Neuroregenerative Electrodes Enable Functional Electrical Stimulation of Peripheral Motor Axons and Distal Musculature
Wilson Z. Ray, MD, Manu Stephen, Paul Gamble, Erik Zellmer and Matthew MacEwan, PhD
Department of Neurological Surgery, Washington University School of Medicine, St. Louis, MO
INTRODUCTION Development of advanced neuroprosthetic systems depend on the creation of a microelectrode device capable of selectively interfacing peripheral nerve tissue. One device capable of achieving such an interface is the regenerative sieve electrode. Unfortunately, sieve electrodes are dependent upon robust, successful nerve regeneration through the device.1 Therefore, we hypothesized that the incorporation of fibrin-based delivery systems loaded with GDNF into sieve electrode assemblies will enhance nerve regeneration through the electrode and provide superior nerve/electrode interface capabilities in vivo.2 EXPERIMENTAL METHODS Custom-designed sieve electrodes were fabricated out of polyimide and gold using sacrificial photolithography. (Fig. 1) Prior to implantation in the sciatic nerve of male Lewis rats, silicone conduits attached to the electrodes were filled with either fibrin-based delivery system loaded with 100 ng/ml GDNF, or saline. Post-operatively, functional nerve regeneration through implanted devices and nerural interfacing capabilities were assessed in situvia nerve conduction studies and evoked muscle force mesaurement upon sciatic nerve stimulation. Regenerated nerve segments were terminally explanted and fixed, for histomorphometric evaluation.

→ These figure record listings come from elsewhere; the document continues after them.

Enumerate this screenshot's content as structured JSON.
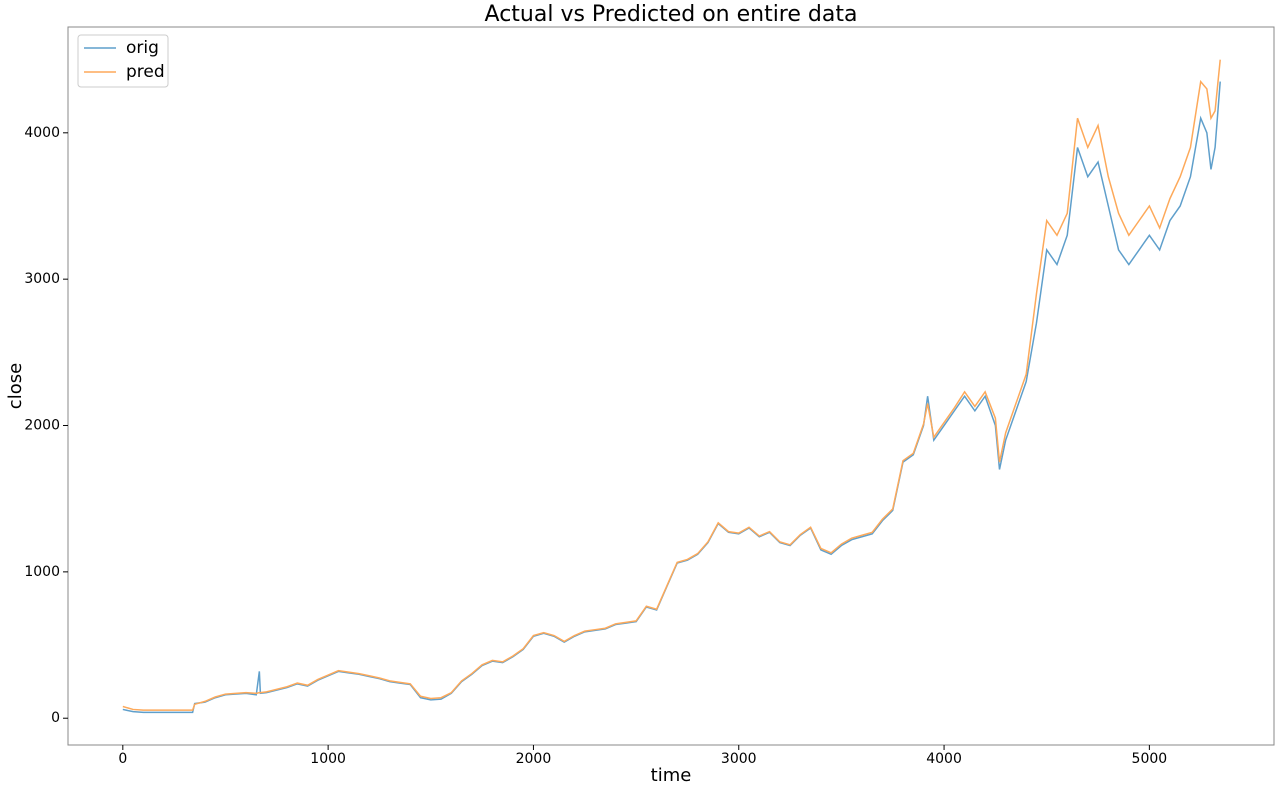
{
  "chart_data": {
    "type": "line",
    "title": "Actual vs Predicted on entire data",
    "x_label": "time",
    "y_label": "close",
    "x": [
      0,
      50,
      100,
      340,
      350,
      400,
      450,
      500,
      600,
      650,
      665,
      670,
      700,
      800,
      850,
      900,
      950,
      1000,
      1050,
      1100,
      1150,
      1200,
      1250,
      1300,
      1350,
      1400,
      1450,
      1500,
      1550,
      1600,
      1650,
      1700,
      1750,
      1800,
      1850,
      1900,
      1950,
      2000,
      2050,
      2100,
      2150,
      2200,
      2250,
      2300,
      2350,
      2400,
      2450,
      2500,
      2550,
      2600,
      2650,
      2700,
      2750,
      2800,
      2850,
      2900,
      2950,
      3000,
      3050,
      3100,
      3150,
      3200,
      3250,
      3300,
      3350,
      3400,
      3450,
      3500,
      3550,
      3600,
      3650,
      3700,
      3750,
      3800,
      3850,
      3900,
      3920,
      3950,
      4000,
      4050,
      4100,
      4150,
      4200,
      4250,
      4270,
      4300,
      4350,
      4400,
      4450,
      4500,
      4550,
      4600,
      4650,
      4700,
      4750,
      4800,
      4850,
      4900,
      4950,
      5000,
      5050,
      5100,
      5150,
      5200,
      5250,
      5280,
      5300,
      5320,
      5345
    ],
    "series": [
      {
        "name": "orig",
        "color": "#5f9fcb",
        "values": [
          60,
          45,
          40,
          40,
          100,
          110,
          140,
          160,
          170,
          160,
          320,
          170,
          175,
          210,
          235,
          220,
          260,
          290,
          320,
          310,
          300,
          285,
          270,
          250,
          240,
          230,
          140,
          125,
          130,
          170,
          250,
          300,
          360,
          390,
          380,
          420,
          470,
          560,
          580,
          560,
          520,
          560,
          590,
          600,
          610,
          640,
          650,
          660,
          760,
          740,
          900,
          1060,
          1080,
          1120,
          1200,
          1330,
          1270,
          1260,
          1300,
          1240,
          1270,
          1200,
          1180,
          1250,
          1300,
          1150,
          1120,
          1180,
          1220,
          1240,
          1260,
          1350,
          1420,
          1750,
          1800,
          2000,
          2200,
          1900,
          2000,
          2100,
          2200,
          2100,
          2200,
          2000,
          1700,
          1900,
          2100,
          2300,
          2700,
          3200,
          3100,
          3300,
          3900,
          3700,
          3800,
          3500,
          3200,
          3100,
          3200,
          3300,
          3200,
          3400,
          3500,
          3700,
          4100,
          4000,
          3750,
          3900,
          4350
        ]
      },
      {
        "name": "pred",
        "color": "#fda95a",
        "values": [
          80,
          60,
          55,
          55,
          95,
          115,
          145,
          165,
          175,
          170,
          175,
          175,
          180,
          215,
          240,
          225,
          265,
          295,
          325,
          315,
          305,
          290,
          275,
          255,
          245,
          235,
          150,
          135,
          140,
          175,
          255,
          305,
          365,
          395,
          385,
          425,
          475,
          565,
          585,
          565,
          525,
          565,
          595,
          605,
          615,
          645,
          655,
          665,
          765,
          745,
          905,
          1065,
          1085,
          1125,
          1205,
          1335,
          1275,
          1265,
          1305,
          1245,
          1275,
          1205,
          1185,
          1255,
          1305,
          1160,
          1130,
          1190,
          1230,
          1250,
          1270,
          1360,
          1430,
          1760,
          1810,
          2010,
          2150,
          1920,
          2020,
          2120,
          2230,
          2130,
          2230,
          2050,
          1750,
          1950,
          2150,
          2350,
          2900,
          3400,
          3300,
          3450,
          4100,
          3900,
          4050,
          3700,
          3450,
          3300,
          3400,
          3500,
          3350,
          3550,
          3700,
          3900,
          4350,
          4300,
          4100,
          4150,
          4500
        ]
      }
    ],
    "xlim": [
      -267,
      5607
    ],
    "xticks": [
      0,
      1000,
      2000,
      3000,
      4000,
      5000
    ],
    "ylim": [
      -183,
      4723
    ],
    "yticks": [
      0,
      1000,
      2000,
      3000,
      4000
    ],
    "legend": "upper left",
    "grid": false
  }
}
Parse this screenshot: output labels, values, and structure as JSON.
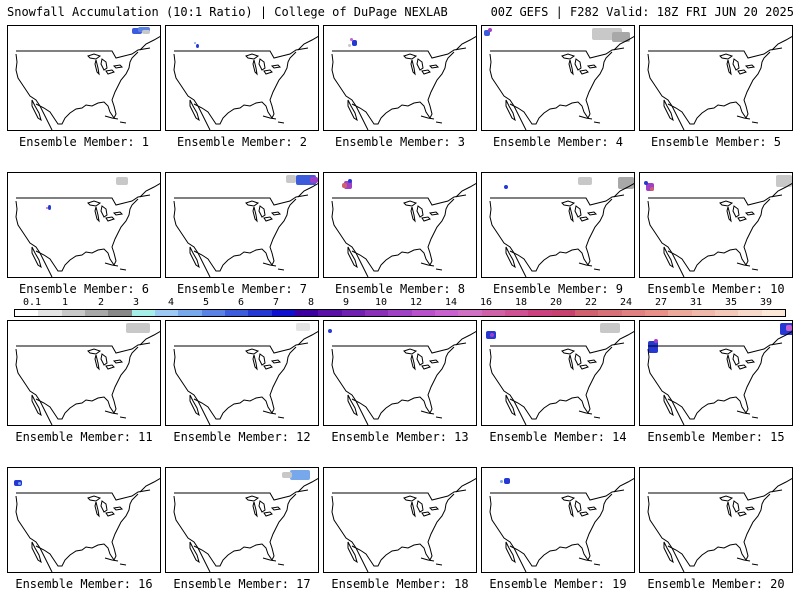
{
  "header": {
    "title_left": "Snowfall Accumulation (10:1 Ratio) | College of DuPage NEXLAB",
    "title_right": "00Z GEFS | F282 Valid: 18Z FRI JUN 20 2025"
  },
  "legend": {
    "tick_labels": [
      "0.1",
      "1",
      "2",
      "3",
      "4",
      "5",
      "6",
      "7",
      "8",
      "9",
      "10",
      "12",
      "14",
      "16",
      "18",
      "20",
      "22",
      "24",
      "27",
      "31",
      "35",
      "39"
    ],
    "colors": [
      "#ffffff",
      "#e4e4e4",
      "#c8c8c8",
      "#a8a8a8",
      "#888888",
      "#a6eee8",
      "#9cc8f4",
      "#78a8ec",
      "#5a82e4",
      "#3c5cdc",
      "#2638d4",
      "#1010d0",
      "#3c00a0",
      "#5a10a8",
      "#7020b0",
      "#8a30b8",
      "#a040c4",
      "#b850cc",
      "#c860d0",
      "#d070c4",
      "#d060a8",
      "#d05094",
      "#cc4080",
      "#c84070",
      "#d06070",
      "#d87078",
      "#e08080",
      "#e89088",
      "#eca898",
      "#f0b8a8",
      "#f4c8b8",
      "#f8d8c8",
      "#fce8d8"
    ]
  },
  "members": [
    {
      "label": "Ensemble Member: 1"
    },
    {
      "label": "Ensemble Member: 2"
    },
    {
      "label": "Ensemble Member: 3"
    },
    {
      "label": "Ensemble Member: 4"
    },
    {
      "label": "Ensemble Member: 5"
    },
    {
      "label": "Ensemble Member: 6"
    },
    {
      "label": "Ensemble Member: 7"
    },
    {
      "label": "Ensemble Member: 8"
    },
    {
      "label": "Ensemble Member: 9"
    },
    {
      "label": "Ensemble Member: 10"
    },
    {
      "label": "Ensemble Member: 11"
    },
    {
      "label": "Ensemble Member: 12"
    },
    {
      "label": "Ensemble Member: 13"
    },
    {
      "label": "Ensemble Member: 14"
    },
    {
      "label": "Ensemble Member: 15"
    },
    {
      "label": "Ensemble Member: 16"
    },
    {
      "label": "Ensemble Member: 17"
    },
    {
      "label": "Ensemble Member: 18"
    },
    {
      "label": "Ensemble Member: 19"
    },
    {
      "label": "Ensemble Member: 20"
    }
  ]
}
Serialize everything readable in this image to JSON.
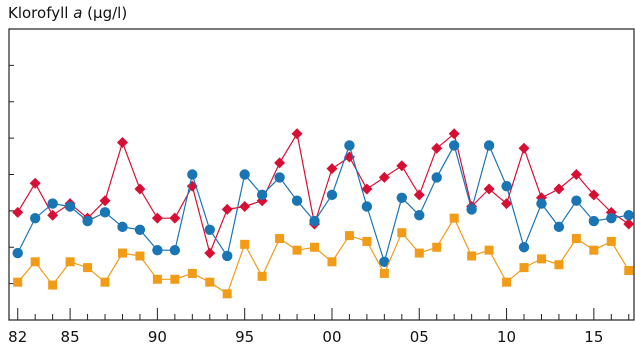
{
  "chart_data": {
    "type": "line",
    "title_prefix": "Klorofyll ",
    "title_italic": "a",
    "title_suffix": " (µg/l)",
    "xlim": [
      1981.5,
      2017.3
    ],
    "ylim": [
      0,
      10
    ],
    "y_gridlines": false,
    "x_tick_labels": [
      {
        "year": 1982,
        "label": "82"
      },
      {
        "year": 1985,
        "label": "85"
      },
      {
        "year": 1990,
        "label": "90"
      },
      {
        "year": 1995,
        "label": "95"
      },
      {
        "year": 2000,
        "label": "00"
      },
      {
        "year": 2005,
        "label": "05"
      },
      {
        "year": 2010,
        "label": "10"
      },
      {
        "year": 2015,
        "label": "15"
      }
    ],
    "x": [
      1982,
      1983,
      1984,
      1985,
      1986,
      1987,
      1988,
      1989,
      1990,
      1991,
      1992,
      1993,
      1994,
      1995,
      1996,
      1997,
      1998,
      1999,
      2000,
      2001,
      2002,
      2003,
      2004,
      2005,
      2006,
      2007,
      2008,
      2009,
      2010,
      2011,
      2012,
      2013,
      2014,
      2015,
      2016,
      2017
    ],
    "series": [
      {
        "color": "#d80f35",
        "marker": "diamond",
        "values": [
          3.7,
          4.7,
          3.6,
          4.0,
          3.5,
          4.1,
          6.1,
          4.5,
          3.5,
          3.5,
          4.6,
          2.3,
          3.8,
          3.9,
          4.1,
          5.4,
          6.4,
          3.3,
          5.2,
          5.6,
          4.5,
          4.9,
          5.3,
          4.3,
          5.9,
          6.4,
          3.9,
          4.5,
          4.0,
          5.9,
          4.2,
          4.5,
          5.0,
          4.3,
          3.7,
          3.3
        ]
      },
      {
        "color": "#1a75b4",
        "marker": "circle",
        "values": [
          2.3,
          3.5,
          4.0,
          3.9,
          3.4,
          3.7,
          3.2,
          3.1,
          2.4,
          2.4,
          5.0,
          3.1,
          2.2,
          5.0,
          4.3,
          4.9,
          4.1,
          3.4,
          4.3,
          6.0,
          3.9,
          2.0,
          4.2,
          3.6,
          4.9,
          6.0,
          3.8,
          6.0,
          4.6,
          2.5,
          4.0,
          3.2,
          4.1,
          3.4,
          3.5,
          3.6
        ]
      },
      {
        "color": "#f29b16",
        "marker": "square",
        "values": [
          1.3,
          2.0,
          1.2,
          2.0,
          1.8,
          1.3,
          2.3,
          2.2,
          1.4,
          1.4,
          1.6,
          1.3,
          0.9,
          2.6,
          1.5,
          2.8,
          2.4,
          2.5,
          2.0,
          2.9,
          2.7,
          1.6,
          3.0,
          2.3,
          2.5,
          3.5,
          2.2,
          2.4,
          1.3,
          1.8,
          2.1,
          1.9,
          2.8,
          2.4,
          2.7,
          1.7
        ]
      }
    ]
  }
}
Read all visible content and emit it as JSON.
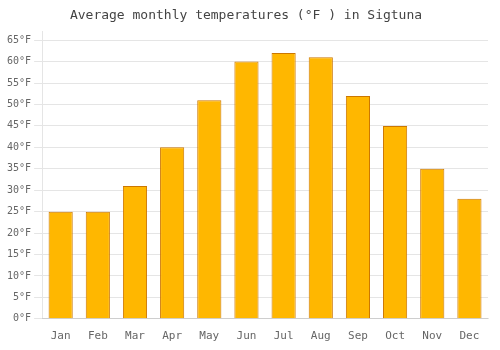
{
  "chart_data": {
    "type": "bar",
    "title": "Average monthly temperatures (°F ) in Sigtuna",
    "categories": [
      "Jan",
      "Feb",
      "Mar",
      "Apr",
      "May",
      "Jun",
      "Jul",
      "Aug",
      "Sep",
      "Oct",
      "Nov",
      "Dec"
    ],
    "values": [
      25,
      25,
      31,
      40,
      51,
      60,
      62,
      61,
      52,
      45,
      35,
      28
    ],
    "color": "#FFB700",
    "ylim": [
      0,
      67
    ],
    "yticks": [
      {
        "value": 0,
        "label": "0°F"
      },
      {
        "value": 5,
        "label": "5°F"
      },
      {
        "value": 10,
        "label": "10°F"
      },
      {
        "value": 15,
        "label": "15°F"
      },
      {
        "value": 20,
        "label": "20°F"
      },
      {
        "value": 25,
        "label": "25°F"
      },
      {
        "value": 30,
        "label": "30°F"
      },
      {
        "value": 35,
        "label": "35°F"
      },
      {
        "value": 40,
        "label": "40°F"
      },
      {
        "value": 45,
        "label": "45°F"
      },
      {
        "value": 50,
        "label": "50°F"
      },
      {
        "value": 55,
        "label": "55°F"
      },
      {
        "value": 60,
        "label": "60°F"
      },
      {
        "value": 65,
        "label": "65°F"
      }
    ],
    "grid": true
  }
}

RESULTS & DISCUSSION Histological analysis demonstrated that sieve electrode assemblies containing GDNF-loaded matrices supported greater numbers of nerve fibers and improved functional recovery, CNAP conduction, and muscle force production compared to saline controls. Sieve electrode assemblies containing GDNF further supported stable interfaces with multiple groups of regenerated motor axons over >5 months, allowing for graded recruitment of multiple muscles within the lower leg. Implanted sieve electrodes assemblies containing GDNF demonstrated a threshold of motor activation of ~10uA, were capable of recruiting 99.8% of regenerated motor units, and demonstrated 99.5% selectivity of activation for all independent muscle tested. CONCLUSION The present study demonstrates that controlled delivery of trophic factors may modulate neural activity at the tissue/electrode interface, supporting future investigation into devices capable of simultaneously interacting with peripheral nerve tissue through bioelectric and biomolecular stimuli.